While researching the History program and the historian profession, Lauri's desire to go to college grew. When she passed the Federal University of Rondônia entrance exam, as a trans woman, she faced challenges related to mandatory military enlistment. Upon entering university in 2007, Lauri faced challenges such as rejection by some classmates and difficulty being recognized by her social name. Despite this, she managed to establish herself in the academic environment and became a role model for other transgender people seeking higher education.

She's called herself "Lauri" since high school. However, while she was pursuing her master's degree, she was still using the name registered on her birth certificate, which didn't match her identity and assumed name (deadnaming). The process of changing her social name was gradual and faced a series of uncomfortable situations. In 2018, the Supreme Federal Court (STF) recognized the right of transgender and transgender people to change their name and gender on their civil registry without undergoing sex reassignment surgery.

== Academic contributions ==
Her participation in the First Seminar on Sexual Diversity and Human Rights, organized by the now-defunct NGO "Tucuxi" (2008), on the UNIR campus, was her first direct contact with LGBT activists and intellectuals. Lauri was part of the organizing team for the event, which was held in partnership with the NGO. Her professors recommended her works, giving her her first exposure to the works of cisgender intellectuals, gay or otherwise, such as Michael Foucault, José Carlos Sebe Bom Meihy, Michael Pollak, Antônio Torres Montenegro, Paul Thompson, Verena Albert, Michelle Perrot, João Trevisan, and other authors considered important in the field at the time. These readings not only influenced her research and academic development but also helped her understand her own sexual orientation and gender identity more fluidly.

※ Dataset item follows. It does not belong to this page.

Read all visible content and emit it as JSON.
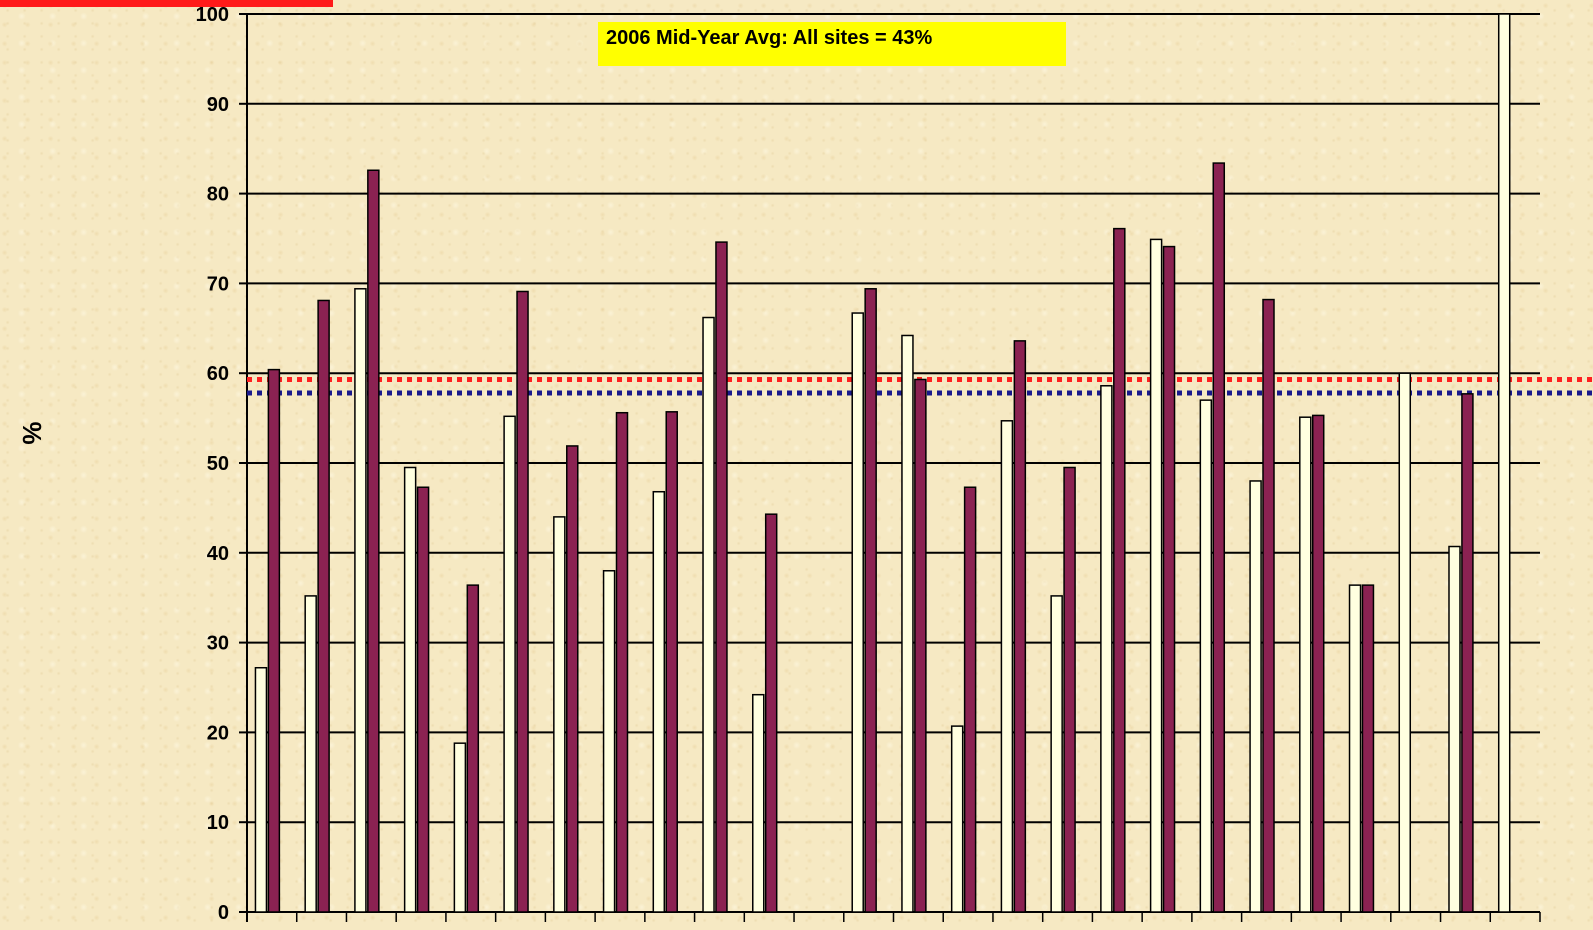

Her major work is the thesis "Subversive Voices and Transgressive Bodies: Memories of (Re)existence of LGBTQIAP+ and Women's Movement Activists Against Intersectional Oppression in Rondônia (1980 to 2022)," in which she addresses the struggle and resistance of social movements in the state of Rondônia over four decades. Her thesis analyzes the memories and experiences of activists facing intersectional oppression, considering factors such as gender, sexuality, race, and class. The work explores how these subversive voices challenge social and cultural norms, contributing to the construction of identity and the creation of spaces of resistance. Lauri seeks to understand the narratives of these individuals, emphasizing the importance of collective memory in the fight against inequalities and the promotion of human rights. In its exploration of the historical context of Rondônia, the thesis also reveals how these struggles are interconnected with the broader issue of Brazilian society, proposing a critical reflection on the scenario and strategies of resistance.

=== Works and awards ===
Lauri Miranda has 24 bibliographic productions, including 9 book chapters, 3 published articles and 1 article accepted for publication, 11 works presented at events, including her master's dissertation, her course completion work and her doctoral thesis, which won the Brazilian Oral History Association Ecléa Bosi Thesis Award on September 6, 2024.